Look at O.J. If he got the urge to decapitate his ex-wife today, do you think he could be on a plane to Chicago before the bodies were even found? Now, you can’t even heist some old footballs without leaving enough documentation behind to fuel a Ken Burns miniseries. What kind of sentence, if any, O.J. will get for the allegedly armed room service he provided at the Palace Station won’t be settled until the hot, righteous tears of Geraldo Rivera melt a new shipping route through the Arctic Ocean, but at least one thing’s for certain already: Even Johnny Cochran couldn’t rhyme his way out of the audiotape and security-camera footage that place O.J. and his goons at the scene of Ocean’s 14: Nordberg’s Revenge.

What was the Juice thinking when he decided to commit unilateral memorabilia exchange in the only city in the world that’s monitored more intimately than Jenna Jameson’s pleasure flue? Probably the same thing as Britney Spears. When the semi-dormant superstar appeared onstage at the Palms Casino for her triumphant MTV comeback, a nation gasped at her scandalously befleshed pelvic girdle and dead-on impression of a 35-year-old stripper losing her will to live one bored hip-grind at a time as a Britney Spears song plays poignantly in the background. Had Pfizer introduce some new bacon-flavored version of Xanax? Was the David Lee Roth Fright Wig Boutique having a pre-Halloween clearance sale on pre-owned hair-extensions?

How could she possibly go on live TV looking like that?

Lost in all the snarky trash-talking was a simple, startling fact: This was actually Spears’ greatest public performance in years! Yes, she wasn’t quite as trim as she was in her To Catch a Predator prime. Yes, each episode of Don’t Forget the Lyrics features more people who know the words to her songs better than she does. But at least she didn’t hit-and-run someone’s car as she dirty-wobbled around the stage like a deer caught in the headlights of thermonuclear fame. At least her famously extroverted vagina stayed tastefully sheathed in a modest pair of sequin-studded whore-pants.
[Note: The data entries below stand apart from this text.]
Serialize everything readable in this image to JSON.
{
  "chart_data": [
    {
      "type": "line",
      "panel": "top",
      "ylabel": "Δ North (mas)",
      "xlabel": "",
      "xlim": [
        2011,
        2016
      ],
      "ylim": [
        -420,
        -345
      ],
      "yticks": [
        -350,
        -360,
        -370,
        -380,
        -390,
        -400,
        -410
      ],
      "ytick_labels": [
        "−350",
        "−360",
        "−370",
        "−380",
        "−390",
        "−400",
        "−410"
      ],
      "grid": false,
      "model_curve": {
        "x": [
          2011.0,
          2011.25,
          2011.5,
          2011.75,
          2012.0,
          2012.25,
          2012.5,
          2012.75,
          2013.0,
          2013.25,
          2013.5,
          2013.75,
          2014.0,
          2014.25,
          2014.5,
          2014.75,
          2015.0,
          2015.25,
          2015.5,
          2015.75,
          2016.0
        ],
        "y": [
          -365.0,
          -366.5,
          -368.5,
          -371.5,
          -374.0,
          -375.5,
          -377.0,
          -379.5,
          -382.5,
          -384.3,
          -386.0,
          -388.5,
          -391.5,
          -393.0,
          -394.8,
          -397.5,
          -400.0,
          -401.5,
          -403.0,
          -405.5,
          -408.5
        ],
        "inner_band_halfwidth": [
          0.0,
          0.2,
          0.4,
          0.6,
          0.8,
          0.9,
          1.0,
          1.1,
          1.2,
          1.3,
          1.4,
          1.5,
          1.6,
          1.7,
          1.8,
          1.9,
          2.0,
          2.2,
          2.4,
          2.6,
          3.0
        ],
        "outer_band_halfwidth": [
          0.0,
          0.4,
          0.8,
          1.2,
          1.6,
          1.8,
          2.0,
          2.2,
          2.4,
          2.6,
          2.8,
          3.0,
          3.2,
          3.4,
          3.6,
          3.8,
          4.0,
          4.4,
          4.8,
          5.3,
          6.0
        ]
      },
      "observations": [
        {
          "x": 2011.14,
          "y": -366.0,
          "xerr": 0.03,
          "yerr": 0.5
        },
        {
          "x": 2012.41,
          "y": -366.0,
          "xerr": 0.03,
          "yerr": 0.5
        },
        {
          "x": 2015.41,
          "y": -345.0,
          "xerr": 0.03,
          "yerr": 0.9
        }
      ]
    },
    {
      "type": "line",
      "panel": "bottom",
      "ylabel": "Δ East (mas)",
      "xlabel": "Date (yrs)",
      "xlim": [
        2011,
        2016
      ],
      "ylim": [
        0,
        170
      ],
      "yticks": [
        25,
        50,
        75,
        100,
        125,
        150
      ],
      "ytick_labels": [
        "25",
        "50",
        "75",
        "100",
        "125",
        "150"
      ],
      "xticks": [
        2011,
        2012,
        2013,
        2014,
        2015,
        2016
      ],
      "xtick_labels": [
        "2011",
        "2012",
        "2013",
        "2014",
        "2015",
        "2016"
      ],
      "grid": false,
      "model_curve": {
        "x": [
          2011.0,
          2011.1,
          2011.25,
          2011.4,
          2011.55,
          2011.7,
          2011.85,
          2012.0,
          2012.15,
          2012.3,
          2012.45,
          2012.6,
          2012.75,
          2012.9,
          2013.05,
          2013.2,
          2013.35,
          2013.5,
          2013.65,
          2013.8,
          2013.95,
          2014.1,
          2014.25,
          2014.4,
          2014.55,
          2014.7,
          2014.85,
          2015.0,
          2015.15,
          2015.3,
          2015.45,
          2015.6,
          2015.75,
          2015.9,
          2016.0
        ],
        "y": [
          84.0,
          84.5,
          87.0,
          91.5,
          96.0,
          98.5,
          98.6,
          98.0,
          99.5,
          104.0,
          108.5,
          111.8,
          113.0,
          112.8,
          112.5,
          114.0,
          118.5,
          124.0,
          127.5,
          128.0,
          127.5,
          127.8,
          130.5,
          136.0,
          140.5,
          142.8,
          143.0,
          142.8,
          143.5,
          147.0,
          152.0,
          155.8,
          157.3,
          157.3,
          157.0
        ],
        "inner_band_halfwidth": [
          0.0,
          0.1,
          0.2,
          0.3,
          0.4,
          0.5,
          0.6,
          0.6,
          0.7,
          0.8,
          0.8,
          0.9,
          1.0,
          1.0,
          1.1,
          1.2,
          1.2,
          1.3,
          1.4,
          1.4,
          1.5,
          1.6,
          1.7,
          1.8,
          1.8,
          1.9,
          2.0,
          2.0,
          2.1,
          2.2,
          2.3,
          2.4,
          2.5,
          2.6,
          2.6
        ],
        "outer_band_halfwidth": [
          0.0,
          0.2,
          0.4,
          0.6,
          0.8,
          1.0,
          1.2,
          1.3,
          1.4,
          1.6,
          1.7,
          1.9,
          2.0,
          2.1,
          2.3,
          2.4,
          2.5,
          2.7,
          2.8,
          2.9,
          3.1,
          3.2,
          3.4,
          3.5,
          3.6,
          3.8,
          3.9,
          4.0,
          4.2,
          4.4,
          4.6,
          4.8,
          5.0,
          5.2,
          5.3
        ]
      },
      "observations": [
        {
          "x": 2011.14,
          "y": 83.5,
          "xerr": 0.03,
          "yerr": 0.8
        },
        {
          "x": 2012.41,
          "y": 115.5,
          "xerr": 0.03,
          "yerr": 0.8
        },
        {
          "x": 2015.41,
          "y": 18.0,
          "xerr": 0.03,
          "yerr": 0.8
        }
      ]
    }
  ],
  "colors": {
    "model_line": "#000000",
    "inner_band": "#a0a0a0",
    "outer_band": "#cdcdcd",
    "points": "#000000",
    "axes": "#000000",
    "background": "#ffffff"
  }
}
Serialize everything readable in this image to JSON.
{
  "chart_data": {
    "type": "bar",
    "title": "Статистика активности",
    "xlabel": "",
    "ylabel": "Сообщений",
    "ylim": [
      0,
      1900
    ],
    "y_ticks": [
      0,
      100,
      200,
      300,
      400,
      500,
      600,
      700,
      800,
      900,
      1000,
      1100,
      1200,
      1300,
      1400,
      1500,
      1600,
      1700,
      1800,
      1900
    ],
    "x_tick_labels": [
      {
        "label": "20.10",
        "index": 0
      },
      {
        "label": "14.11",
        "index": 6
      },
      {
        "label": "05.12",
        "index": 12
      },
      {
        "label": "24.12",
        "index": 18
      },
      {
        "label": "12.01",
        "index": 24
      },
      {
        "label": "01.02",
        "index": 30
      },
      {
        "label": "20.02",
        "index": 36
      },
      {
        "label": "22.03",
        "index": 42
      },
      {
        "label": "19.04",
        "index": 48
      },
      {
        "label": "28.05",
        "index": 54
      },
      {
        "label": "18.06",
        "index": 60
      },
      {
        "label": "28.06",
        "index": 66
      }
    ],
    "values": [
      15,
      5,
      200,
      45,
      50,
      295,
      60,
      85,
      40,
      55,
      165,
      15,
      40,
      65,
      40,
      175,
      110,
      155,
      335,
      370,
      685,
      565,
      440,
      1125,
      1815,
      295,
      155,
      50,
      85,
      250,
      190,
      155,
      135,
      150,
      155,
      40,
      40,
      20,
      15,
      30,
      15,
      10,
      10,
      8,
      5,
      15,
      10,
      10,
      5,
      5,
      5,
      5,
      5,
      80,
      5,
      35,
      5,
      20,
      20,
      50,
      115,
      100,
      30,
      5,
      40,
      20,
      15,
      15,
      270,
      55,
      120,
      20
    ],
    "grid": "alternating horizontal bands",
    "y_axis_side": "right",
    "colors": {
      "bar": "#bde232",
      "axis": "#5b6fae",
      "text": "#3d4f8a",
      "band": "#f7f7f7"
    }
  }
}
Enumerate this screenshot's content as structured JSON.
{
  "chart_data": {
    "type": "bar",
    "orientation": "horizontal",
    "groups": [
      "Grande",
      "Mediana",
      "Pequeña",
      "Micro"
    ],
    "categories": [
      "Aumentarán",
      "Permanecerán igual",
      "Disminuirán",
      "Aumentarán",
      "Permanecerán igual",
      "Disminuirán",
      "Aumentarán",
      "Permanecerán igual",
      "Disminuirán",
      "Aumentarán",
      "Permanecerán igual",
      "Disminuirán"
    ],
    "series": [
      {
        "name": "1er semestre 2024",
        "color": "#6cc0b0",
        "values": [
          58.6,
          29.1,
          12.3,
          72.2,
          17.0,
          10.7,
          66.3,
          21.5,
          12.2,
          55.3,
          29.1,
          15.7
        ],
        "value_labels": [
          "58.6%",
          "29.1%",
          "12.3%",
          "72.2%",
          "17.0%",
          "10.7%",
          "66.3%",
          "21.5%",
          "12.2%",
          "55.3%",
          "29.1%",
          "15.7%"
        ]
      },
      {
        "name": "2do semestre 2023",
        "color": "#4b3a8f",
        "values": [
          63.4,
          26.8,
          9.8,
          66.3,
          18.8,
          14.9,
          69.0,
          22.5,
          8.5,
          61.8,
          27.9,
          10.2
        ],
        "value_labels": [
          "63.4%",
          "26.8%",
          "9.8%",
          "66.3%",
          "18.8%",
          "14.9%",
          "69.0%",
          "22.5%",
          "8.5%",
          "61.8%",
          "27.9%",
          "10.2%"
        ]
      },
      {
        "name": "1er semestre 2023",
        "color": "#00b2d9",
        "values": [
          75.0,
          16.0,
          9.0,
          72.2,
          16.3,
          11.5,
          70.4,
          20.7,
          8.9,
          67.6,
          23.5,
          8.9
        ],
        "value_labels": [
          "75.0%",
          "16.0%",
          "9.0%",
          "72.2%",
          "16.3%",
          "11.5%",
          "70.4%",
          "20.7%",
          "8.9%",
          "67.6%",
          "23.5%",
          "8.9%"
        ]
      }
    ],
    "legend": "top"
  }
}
For the last 10 years, every moment of Spears’ life has been show time—whenever she steps outside, there are as many cameras aimed at her as there were at the Palms. Under such conditions, apparently, resentment shifts to indifference, then indifference morphs into a kind of bemused despair. Why strive for perfection—or even competence—when you know that eventually the cameras are going to capture you doing something stupid, looking awful, behaving dishonorably? Look at the weary, shit-nibbling smirk on O.J.’s face in his latest mug shot. “Big deal, you got me,” it says. “You’ve been watching me 13 years now. What took you so long?”

If relentless scrutiny were just O.J.’s burden, Britney’s crisis, the future wouldn’t seem so ominous. But of course they’re just the canaries in the coal mine. Reading the headlines these days, with their constant revelations of horny senators and depraved quarterbacks, it sometimes seems as if civilization is undergoing some kind of epochal integrity crisis, when in fact we’re merely suffering from detection overload.

Surveillance cameras infest our cities like pigeons. Their presence doesn’t seem to stop us from mugging old ladies or threatening entertainment reporters, but what sort of impact will they have on us over time? In the past, our imperfect monitoring methods gave us the freedom to behave badly with some measure of discretion, and thus maintain the fiction that we weren’t all that bad, or at least not unredeemable. Now, as mounting evidence tells us otherwise, will we crack like O.J., snap like Britney? A British professor recently told BBC News that in 2057 security cameras will outnumber humans in his country by a factor of 1 million to one. Death at the hands of Hayden Panettiere seems merciful by comparison.